If you visit this bridge, note that despite the relatively rural location, there is the Centre Bridge Inn which offers a nice meal at a location that overlooks this beautiful historic bridge. The Inn is also a popular place for weddings. The historic bridge and scenic river combine to offer a beautiful backdrop for wedding photos.
An interpretive plaque on this bridge mentions that this bridge is Centre Bridge, named such because it is halfway between Lambertville, NJ and Lumberville, PA.
This unusual, long, and impressive metal truss bridge was built in 1926 and officially opened in 1927. It is unusual because unlike other multi-span truss bridges in this region over the Delaware River, its truss spans are not all the same size. In addition, there are two spans that are quite short for through truss spans and as such look quite odd. It is variety and oddities like this that make historic metal truss bridges so interesting and unique.
This bridge is in great shape and has been well cared for and was recently rehabilitated under the designs of Lichtenstein Consulting Engineers, a well-known firm in the historic bridge world, although today the firm is a part of the Transystems company.
This bridge is owned by the Delaware River Joint Toll Bridge Commission (DRJTBC). The DRJTBC has a unique commitment to maintaining the many historic bridges under its ownership, and working with the communities the bridges serve, and sets an example for the rest of the country to follow. The front page of their website often features a photo of a historic bridge, and their slogan is Preserving Our Past, Enhancing Our Future. How many other road/bridge agencies in the United States promote their commitment to historic bridges in this way? Not many.
Not only is the DRJTBC an example of how money might be better spent in regards to non-toll bridges, the DRJTBC bridges are also a great reference when arguing that a historic bridge can be rehabilitated and can also safely continue to function as a vehicular crossing.

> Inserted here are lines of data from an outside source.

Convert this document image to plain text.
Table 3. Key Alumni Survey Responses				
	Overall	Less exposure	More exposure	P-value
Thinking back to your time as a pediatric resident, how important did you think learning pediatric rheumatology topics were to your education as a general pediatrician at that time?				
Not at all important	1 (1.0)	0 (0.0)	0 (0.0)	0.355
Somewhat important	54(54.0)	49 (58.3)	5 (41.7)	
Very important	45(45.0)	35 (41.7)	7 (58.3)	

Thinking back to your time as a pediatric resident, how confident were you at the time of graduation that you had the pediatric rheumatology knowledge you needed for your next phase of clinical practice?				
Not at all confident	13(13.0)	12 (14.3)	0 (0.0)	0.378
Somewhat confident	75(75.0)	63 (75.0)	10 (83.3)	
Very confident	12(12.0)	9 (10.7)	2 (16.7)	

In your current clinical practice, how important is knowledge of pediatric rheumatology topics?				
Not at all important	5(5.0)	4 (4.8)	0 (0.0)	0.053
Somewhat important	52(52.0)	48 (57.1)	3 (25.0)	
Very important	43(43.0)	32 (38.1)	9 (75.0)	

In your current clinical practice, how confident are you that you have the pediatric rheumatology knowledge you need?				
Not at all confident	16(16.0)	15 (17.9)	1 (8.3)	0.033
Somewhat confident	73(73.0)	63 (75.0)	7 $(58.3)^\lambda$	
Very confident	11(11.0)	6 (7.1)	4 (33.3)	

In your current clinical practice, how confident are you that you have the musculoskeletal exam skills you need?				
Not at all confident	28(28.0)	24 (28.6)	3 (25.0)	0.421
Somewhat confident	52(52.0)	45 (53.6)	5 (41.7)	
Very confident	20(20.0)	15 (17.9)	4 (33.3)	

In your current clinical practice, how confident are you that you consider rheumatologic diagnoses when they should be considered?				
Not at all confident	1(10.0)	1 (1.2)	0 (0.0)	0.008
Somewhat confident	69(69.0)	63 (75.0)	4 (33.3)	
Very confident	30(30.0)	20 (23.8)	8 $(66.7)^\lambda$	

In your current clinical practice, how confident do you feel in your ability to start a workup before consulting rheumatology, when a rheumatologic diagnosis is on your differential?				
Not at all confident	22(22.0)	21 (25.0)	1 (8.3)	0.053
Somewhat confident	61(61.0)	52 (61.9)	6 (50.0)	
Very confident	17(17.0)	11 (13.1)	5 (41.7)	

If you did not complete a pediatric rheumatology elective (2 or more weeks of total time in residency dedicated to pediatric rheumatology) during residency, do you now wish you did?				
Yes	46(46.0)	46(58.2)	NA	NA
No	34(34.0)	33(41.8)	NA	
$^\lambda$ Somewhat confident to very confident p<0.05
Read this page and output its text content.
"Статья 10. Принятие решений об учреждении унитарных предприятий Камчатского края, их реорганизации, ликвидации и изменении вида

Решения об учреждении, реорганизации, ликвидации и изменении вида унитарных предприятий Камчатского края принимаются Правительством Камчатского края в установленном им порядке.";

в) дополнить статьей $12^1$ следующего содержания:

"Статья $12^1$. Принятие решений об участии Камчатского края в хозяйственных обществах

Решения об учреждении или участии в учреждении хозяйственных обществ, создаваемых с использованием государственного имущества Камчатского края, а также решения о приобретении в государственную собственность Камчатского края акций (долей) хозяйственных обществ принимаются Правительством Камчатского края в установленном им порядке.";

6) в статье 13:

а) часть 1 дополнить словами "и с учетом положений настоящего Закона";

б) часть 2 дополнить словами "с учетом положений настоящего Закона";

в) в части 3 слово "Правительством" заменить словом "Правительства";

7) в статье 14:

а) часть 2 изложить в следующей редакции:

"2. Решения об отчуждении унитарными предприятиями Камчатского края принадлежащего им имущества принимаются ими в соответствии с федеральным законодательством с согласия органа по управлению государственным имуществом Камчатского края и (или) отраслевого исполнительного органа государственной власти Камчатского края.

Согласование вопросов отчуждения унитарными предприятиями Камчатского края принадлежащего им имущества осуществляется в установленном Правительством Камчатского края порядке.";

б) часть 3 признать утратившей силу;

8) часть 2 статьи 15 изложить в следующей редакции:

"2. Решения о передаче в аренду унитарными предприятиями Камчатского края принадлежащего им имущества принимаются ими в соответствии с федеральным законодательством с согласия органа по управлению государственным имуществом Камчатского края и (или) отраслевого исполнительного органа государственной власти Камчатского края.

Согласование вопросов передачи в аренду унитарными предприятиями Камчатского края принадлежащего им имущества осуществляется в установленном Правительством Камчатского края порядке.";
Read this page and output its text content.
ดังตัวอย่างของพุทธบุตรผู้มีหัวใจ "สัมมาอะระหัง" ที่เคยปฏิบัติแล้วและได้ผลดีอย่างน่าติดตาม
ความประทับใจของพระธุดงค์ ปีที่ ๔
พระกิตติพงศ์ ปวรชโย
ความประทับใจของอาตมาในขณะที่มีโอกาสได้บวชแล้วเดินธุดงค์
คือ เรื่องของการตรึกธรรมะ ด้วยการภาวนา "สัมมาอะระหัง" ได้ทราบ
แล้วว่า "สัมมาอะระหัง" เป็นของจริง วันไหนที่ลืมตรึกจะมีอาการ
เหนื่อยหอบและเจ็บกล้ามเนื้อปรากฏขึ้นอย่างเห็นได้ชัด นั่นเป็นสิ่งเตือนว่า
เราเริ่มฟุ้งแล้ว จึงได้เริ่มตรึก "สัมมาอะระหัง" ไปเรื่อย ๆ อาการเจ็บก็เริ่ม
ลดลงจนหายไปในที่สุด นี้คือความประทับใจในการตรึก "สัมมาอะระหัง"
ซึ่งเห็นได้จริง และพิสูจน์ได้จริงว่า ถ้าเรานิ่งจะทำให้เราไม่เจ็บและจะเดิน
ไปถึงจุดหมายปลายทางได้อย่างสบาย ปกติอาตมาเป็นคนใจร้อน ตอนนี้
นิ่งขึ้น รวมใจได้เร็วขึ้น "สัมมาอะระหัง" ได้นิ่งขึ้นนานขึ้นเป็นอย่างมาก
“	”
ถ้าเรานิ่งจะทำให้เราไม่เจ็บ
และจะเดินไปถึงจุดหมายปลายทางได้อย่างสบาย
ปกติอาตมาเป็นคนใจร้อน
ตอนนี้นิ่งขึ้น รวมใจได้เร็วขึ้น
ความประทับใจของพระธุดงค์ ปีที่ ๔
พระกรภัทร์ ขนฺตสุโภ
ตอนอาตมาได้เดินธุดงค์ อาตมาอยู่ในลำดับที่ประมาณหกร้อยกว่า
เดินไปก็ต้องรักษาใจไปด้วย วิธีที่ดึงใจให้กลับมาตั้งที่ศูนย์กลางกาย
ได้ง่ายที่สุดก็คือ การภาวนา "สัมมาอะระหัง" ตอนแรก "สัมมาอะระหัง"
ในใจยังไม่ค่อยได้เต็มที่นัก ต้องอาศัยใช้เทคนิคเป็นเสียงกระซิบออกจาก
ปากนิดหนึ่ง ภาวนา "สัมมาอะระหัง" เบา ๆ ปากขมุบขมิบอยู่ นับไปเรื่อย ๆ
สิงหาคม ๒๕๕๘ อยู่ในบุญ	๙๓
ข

The Centre Bridge is currently not considered historic by Pennsylvania. Only Pennsylvania reviewed this inter-state bridge because for whatever reason, the Delaware Joint Toll Bridge Commission Bridges are listed as Pennsylvania bridges, as opposed to New Jersey bridges. In addition, historic districts on both sides of the river did not include this bridge as a contributing structure, presumably because the bridge does not fall within the period of significance for the historic district. This is unfortunate, since this bridge does have historic value and it contributes greatly to the rich historic character of the area. Fortunately, the fact that this bridge is not officially considered historic does not really matter because the bridge is a DRJTBC bridge and they have decided this bridge is worth having, and have preserved the bridge.
Information and Findings From Pennsylvania's Historic Bridge Inventory
Discussion of Bridge
The 6-span, 825' long, Warren with verticals, riveted thru truss bridge was built in 1926 by the newly formed Delaware River Joint Toll Bridge Commission to replace a Towne lattice truss bridge. A later example of a type and design that was used with great frequency since about 1900, the bridge is not technologically significant. It is also adjacent to but was not included in the Center Bridge Historic District, which has a period of significance through the early 20th century. The bridge associated with the historic district burned in 1923 and was replaced by the present structure, which was excluded from the 1985 district's boundary.
Discussion of Surrounding Area
The bridge carries a county road over the Delaware River between Center Bridge, PA and Stockton, NJ. It connects PA 263 and NJ 29 in an area known for its historic character. There are National Register-listed historic districts on both sides of the river, but the bridge is not part of either of them.